Kristall der Macht
trägt, dann ich. Wir hätten niemals aufbrechen dürfen. Nicht so kurz vor Beginn der Regenzeit.«
»Du hast es nur gut gemeint.« Nun war es Kaori, die zu trösten versuchte.
»Das stimmt. Aber das ist keine Entschuldigung. Jetzt ist es zu spät. Was geschehen ist, lässt sich nicht rückgängig machen.« Noelani seufzte. »Alles, was ich noch tun kann, ist den Überlebenden Hoffnung auf ein besseres Leben zu geben.«
»Das wird nicht leicht werden.« Kaori ließ ein Seufzen ertönen.
»Warum nicht? Meinst du wegen der Flüchtlinge? Der Kapitän erzählte davon, dass es Menschen gibt, die dieses Land verlassen wollen. Er hielt uns wohl auch für Bewohner dieses Landes, darum brachte er uns hierher. Warum sie fliehen und wovor, darüber hat er nichts verlauten lassen.«
»Den Menschen hier geht es nicht gut«, erzählte Kaori. »Es herrscht Krieg. Offenbar steht ein fremdes und grausames Volk kurz davor, dieses Land zu erobern. Viele Menschen haben ihre Heimat verlassen und sind an die Küste geflohen, weil sie hier Schutz suchen und sich Hilfe erhoffen. Aber es gibt nicht genügend Nahrung für alle, und wie es aussieht auch nicht genügend Krieger, die die gefürchteten Barbaren aufhalten könnten.«
»Woher weißt du das alles?«, fragte Noelani. Was Kaori ihr da erzählte, war nicht eben dazu angetan, ihr Mut zu machen, und sie hoffte inständig, dass ihre Schwester sich täuschte.

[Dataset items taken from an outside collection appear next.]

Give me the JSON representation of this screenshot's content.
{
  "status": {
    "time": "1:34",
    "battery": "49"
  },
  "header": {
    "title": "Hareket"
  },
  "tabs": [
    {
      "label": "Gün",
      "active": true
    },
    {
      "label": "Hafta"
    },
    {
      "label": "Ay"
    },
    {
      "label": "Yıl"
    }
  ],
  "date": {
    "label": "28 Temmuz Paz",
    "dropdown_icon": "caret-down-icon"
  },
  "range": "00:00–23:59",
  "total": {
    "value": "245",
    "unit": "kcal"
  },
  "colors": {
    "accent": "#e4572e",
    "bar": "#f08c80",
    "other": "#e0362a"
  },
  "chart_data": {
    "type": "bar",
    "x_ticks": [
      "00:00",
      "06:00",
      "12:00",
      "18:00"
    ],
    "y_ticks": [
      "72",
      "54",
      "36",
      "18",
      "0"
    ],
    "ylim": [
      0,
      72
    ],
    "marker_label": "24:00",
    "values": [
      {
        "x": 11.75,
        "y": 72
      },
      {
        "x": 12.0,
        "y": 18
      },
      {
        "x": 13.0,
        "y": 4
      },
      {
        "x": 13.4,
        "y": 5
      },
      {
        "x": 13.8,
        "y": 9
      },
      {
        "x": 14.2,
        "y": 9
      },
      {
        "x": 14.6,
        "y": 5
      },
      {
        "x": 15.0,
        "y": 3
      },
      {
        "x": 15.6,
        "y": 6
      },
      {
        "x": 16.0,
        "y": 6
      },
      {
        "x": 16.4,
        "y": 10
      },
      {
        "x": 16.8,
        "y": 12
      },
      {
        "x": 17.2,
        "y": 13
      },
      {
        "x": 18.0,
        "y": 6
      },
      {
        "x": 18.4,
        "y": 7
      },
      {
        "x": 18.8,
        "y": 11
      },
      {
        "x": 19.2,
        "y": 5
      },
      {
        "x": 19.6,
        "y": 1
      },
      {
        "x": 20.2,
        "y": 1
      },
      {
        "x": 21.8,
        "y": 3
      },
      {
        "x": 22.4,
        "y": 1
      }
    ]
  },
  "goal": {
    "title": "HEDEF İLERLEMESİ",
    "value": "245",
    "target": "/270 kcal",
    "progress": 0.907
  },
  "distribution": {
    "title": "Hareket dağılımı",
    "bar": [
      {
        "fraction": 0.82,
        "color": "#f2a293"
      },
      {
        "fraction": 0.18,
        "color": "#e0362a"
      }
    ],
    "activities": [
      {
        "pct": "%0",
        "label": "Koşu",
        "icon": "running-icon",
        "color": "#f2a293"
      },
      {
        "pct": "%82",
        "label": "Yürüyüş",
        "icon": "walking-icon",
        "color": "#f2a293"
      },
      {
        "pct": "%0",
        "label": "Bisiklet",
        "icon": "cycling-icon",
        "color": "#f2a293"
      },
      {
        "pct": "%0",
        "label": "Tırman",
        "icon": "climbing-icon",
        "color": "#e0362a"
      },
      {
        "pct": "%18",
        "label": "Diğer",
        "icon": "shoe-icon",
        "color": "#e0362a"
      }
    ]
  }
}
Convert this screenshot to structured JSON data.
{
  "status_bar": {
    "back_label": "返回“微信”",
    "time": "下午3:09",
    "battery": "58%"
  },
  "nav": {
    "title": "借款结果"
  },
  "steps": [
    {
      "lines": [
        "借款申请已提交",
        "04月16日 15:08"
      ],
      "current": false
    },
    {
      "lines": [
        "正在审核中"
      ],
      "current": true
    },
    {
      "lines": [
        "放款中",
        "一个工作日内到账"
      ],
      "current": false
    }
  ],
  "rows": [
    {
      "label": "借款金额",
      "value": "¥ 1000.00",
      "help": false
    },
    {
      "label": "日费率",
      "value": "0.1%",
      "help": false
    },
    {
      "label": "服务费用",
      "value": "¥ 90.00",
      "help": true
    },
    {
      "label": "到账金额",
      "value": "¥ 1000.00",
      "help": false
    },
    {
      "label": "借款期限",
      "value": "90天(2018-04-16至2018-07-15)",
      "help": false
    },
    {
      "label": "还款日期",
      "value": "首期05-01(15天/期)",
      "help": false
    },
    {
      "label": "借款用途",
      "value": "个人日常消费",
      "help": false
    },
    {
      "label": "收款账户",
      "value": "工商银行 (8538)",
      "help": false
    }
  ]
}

»Ich war in der Stadt und habe die Menschen dort beobachtet«, sagte Kaori. »Während die Boote euch an Land brachten, habe ich mich vor und hinter den Stadtmauern umgesehen und konnte sogar ein Gespräch des Königs mit seinem General und einem Fürsten belauschen. Es ist, wie ich sage: Die Menschen hier leiden große Not und sind verzweifelt. Ich fürchte, sie werden euch nicht freundschaftlich gesinnt sein.«
»Ihr Götter, was müssen wir denn noch erdulden?« Noelani spürte, wie ihr Mut sank. Aber so schnell würde sie nicht aufgeben. Wenn es stimmte, was Kaori berichtete, wollte sie es mit eigenen Augen sehen. »Kannst du mich in die Stadt führen?«, fragte sie. »Ich will sehen, was du gesehen hast und hören, was du gehört hast. Ich muss es selbst erfahren, nur dann kann ich entscheiden, was zu tun ist.«
»Darum bin ich hier. Ich habe schon auf dich gewartet. Gib mir deine Hand.« Wie schon auf dem Weg zum Todesberg spürte Noelani auch diesmal eine Kühle in ihrer geisterhaften Handfläche, als Kaori sie berührte. »Folge mir«, hörte sie Kaori sagen. »Ich zeige dir, was ich herausgefunden habe.«
* * *
»Siehst du die vielen Freiwilligen? Hunger kann ungemein beflügelnd sein.« Mit einem breiten Grinsen betrachtete Fürst Rivanon von der Stadtmauer aus die Menschenmenge, die sich vor den Tischen gebildet hatte, an denen sich die Bewohner von Baha-Uddin für den Dienst bei den neuen Truppen des Landes registrieren lassen konnten.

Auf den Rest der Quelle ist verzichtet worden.